My name is Cristian Z. I am 23 years old and undocumented. I was brought here by my parents when I was 3 years of age so I personally don’t remember how I actually got here. The innocence as a child for most is something that we just grow out of and leave behind at a certain point in our lives like a cocoon. Yet for me as an undocumented student it’s something that I wish I could go back to; a worry free life. My roots are here in the States as an American. And just like a tree when it gets cuts down or ripped out by force, that tree served a purpose, it contributed to its surroundings and the hole or stump it leaves behind is a reminder of something important that was there. There are many stories of undocumented people that have been resonating through out the years and I would love to contribute my echo.
The funny thing about being undocumented was that I actually didn’t think I was until high school. In school I did extremely well in the majority in my classes and ironically one of the classes I actually struggled in was Spanish class! Around tenth grade I started my plan to go to a university and so I was preparing ahead of time, asking my teachers for letters of recommendation, booking the essential classes, and prepping for the SAT. I had many paths I wanted to take such as a math teacher or engineer. Around the start of senior year many of my friends were getting their licenses and driving their dates to the local mall to catch the flavor of the month flick. During that time I started to date this beautiful young girl named Tatyana (who would later become my supportive, loving, caring wife) and wanted to do the same things for her. So I started to talk to my parents about driving and going out and they would tell me sure soon don’t worry it will come in its own time. After a while I got sick and tired of them putting me off so I asked what in the world do I have to wait for?
Mijo tu no tienes papeles, eres inmigrante. I remember when both my parents started to paint my situation to me both of them tried to explain it as nice as they could, even though they knew it was hurting me and I was hurting them with my disappointment, I was totally crushed. I have to be clear though on something first to myself.
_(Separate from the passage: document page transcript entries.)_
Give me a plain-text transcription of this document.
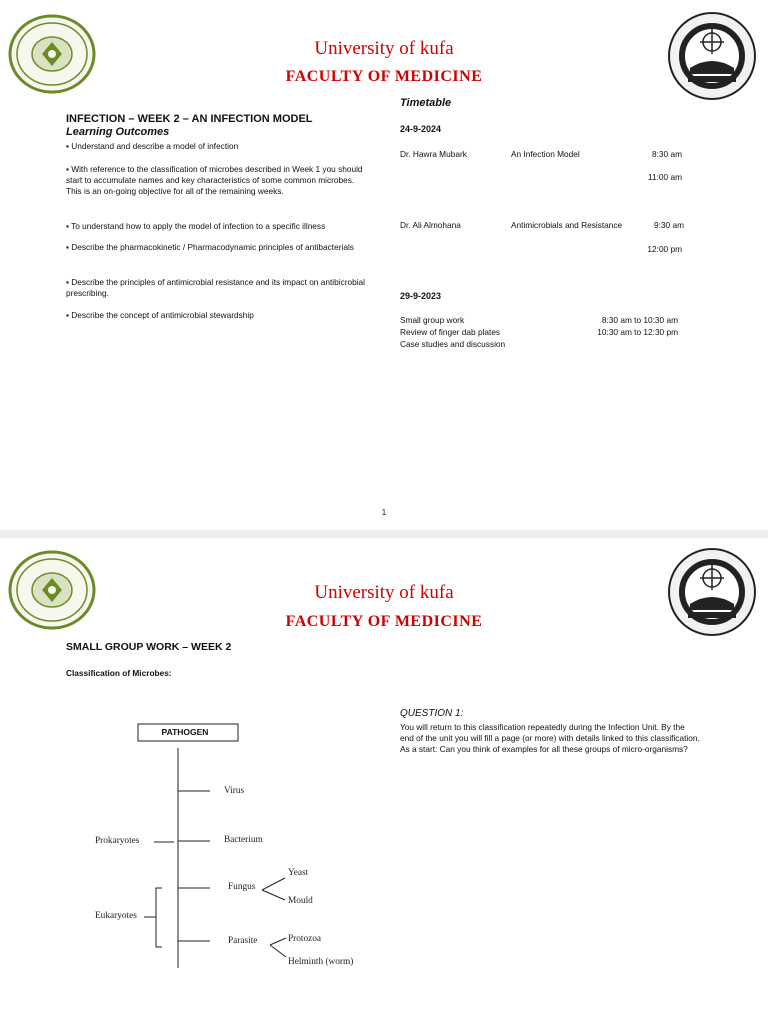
University of kufa
FACULTY OF MEDICINE
INFECTION – WEEK 2 – AN INFECTION MODEL
Learning Outcomes
▪ Understand and describe a model of infection
▪ With reference to the classification of microbes described in Week 1 you should start to accumulate names and key characteristics of some common microbes. This is an on-going objective for all of the remaining weeks.
▪ To understand how to apply the model of infection to a specific illness
▪ Describe the pharmacokinetic / Pharmacodynamic principles of antibacterials
▪ Describe the principles of antimicrobial resistance and its impact on antibicrobial prescribing.
▪ Describe the concept of antimicrobial stewardship
Timetable
24-9-2024
Dr. Hawra Mubark	An Infection Model	8:30 am
11:00 am
Dr. Ali Almohana	Antimicrobials and Resistance	9:30 am
12:00 pm
29-9-2023
Small group work	8:30 am to 10:30 am
Review of finger dab plates	10:30 am to 12:30 pm
Case studies and discussion
1
University of kufa
FACULTY OF MEDICINE
SMALL GROUP WORK – WEEK 2
Classification of Microbes:
QUESTION 1:
You will return to this classification repeatedly during the Infection Unit. By the end of the unit you will fill a page (or more) with details linked to this classification. As a start: Can you think of examples for all these groups of micro-organisms?
PATHOGEN
Virus
Bacterium
Fungus
Yeast
Mould
Parasite	Protozoa
Helminth (worm)
Prokaryotes
Eukaryotes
It wasn’t like my parents had not told me before so it didn’t play out like a movie scene where the main character doesn’t see it coming. I guess for me I didn’t understand what it meant to be a nine digit number. As an American I knew that there was opportunity here, many a times my history books taught me that this country had promise for anyone willing to put effort into bettering one self. For the rest of the year in school it was part rebellion and part confusion. I still did well but not excellent in school and I did stop dreaming big. It didn’t hit me all at once living undocumented; it came in bitter parts here and there.
Days before graduation I started looking into vocational schools and anything that provided a decent income. I knew I possessed great problem solving skills and was able to repair anything that seemed a challenge to fix. Through one of my counselors I found out that I could go to my local community college and under AB 540 I could pay in-state tuition. Yet he did seem confused and couldn’t understand why I was going to the trouble of studying so hard to service ice machines instead of engineering them. I just didn’t want to hear it and continued to plan out what I believed at the time I could only do; labor. Before the completion of my certificate I was offered a job from a local company but being undocumented I really couldn’t take it, yet I still wanted to be able to apply what I learned to the field and asked them that I would have rather have them give me work experience through the college in exchange for credits so that I may be able to finish faster. They didn’t know why I wanted credits instead of checks but they were not going to lose sleep over it.
Those two summer months ignited both my body and my mind. My body physically because being outside in ninety plus degree heat at the end of eight to twelve hour shifts burnt me out; my skin dry and dark as a log of wood. Being taken advantage of nevertheless did lead me to a realization that even thought my body was exhausted and beat, my mind was thirsty again for knowledge. I decided I was going to pursue what I should have done in the first place, engineering. It’s been a slow process since I am not allowed yet to receive financial aid and I must muster money thru side jobs that I do (which I do pay taxes on thru an ITIN number), however I am looking forward this year to the passing of the D.R.E.A.M Act which would allow over-achieving undocumented students gain conditional legal status.
I know with the support of my lovely wife, family, and Dreamers just like me my journey will not fall back to the same hard trail but move forward towards greener open meadows. As of right now I am only a voice to you for fear of deportation to a place where I haven’t the slightest clue what it is and what it has in store for me but hopefully soon I can have face too. Understand that dreams don’t just die on their own they are killed through lies, insults, suppression, and injustice so it has become a daily fight to keep them alive sometimes. So I thank you for taking the time to read my story and I hope that I might have planted the seed now so later a tree might flourish.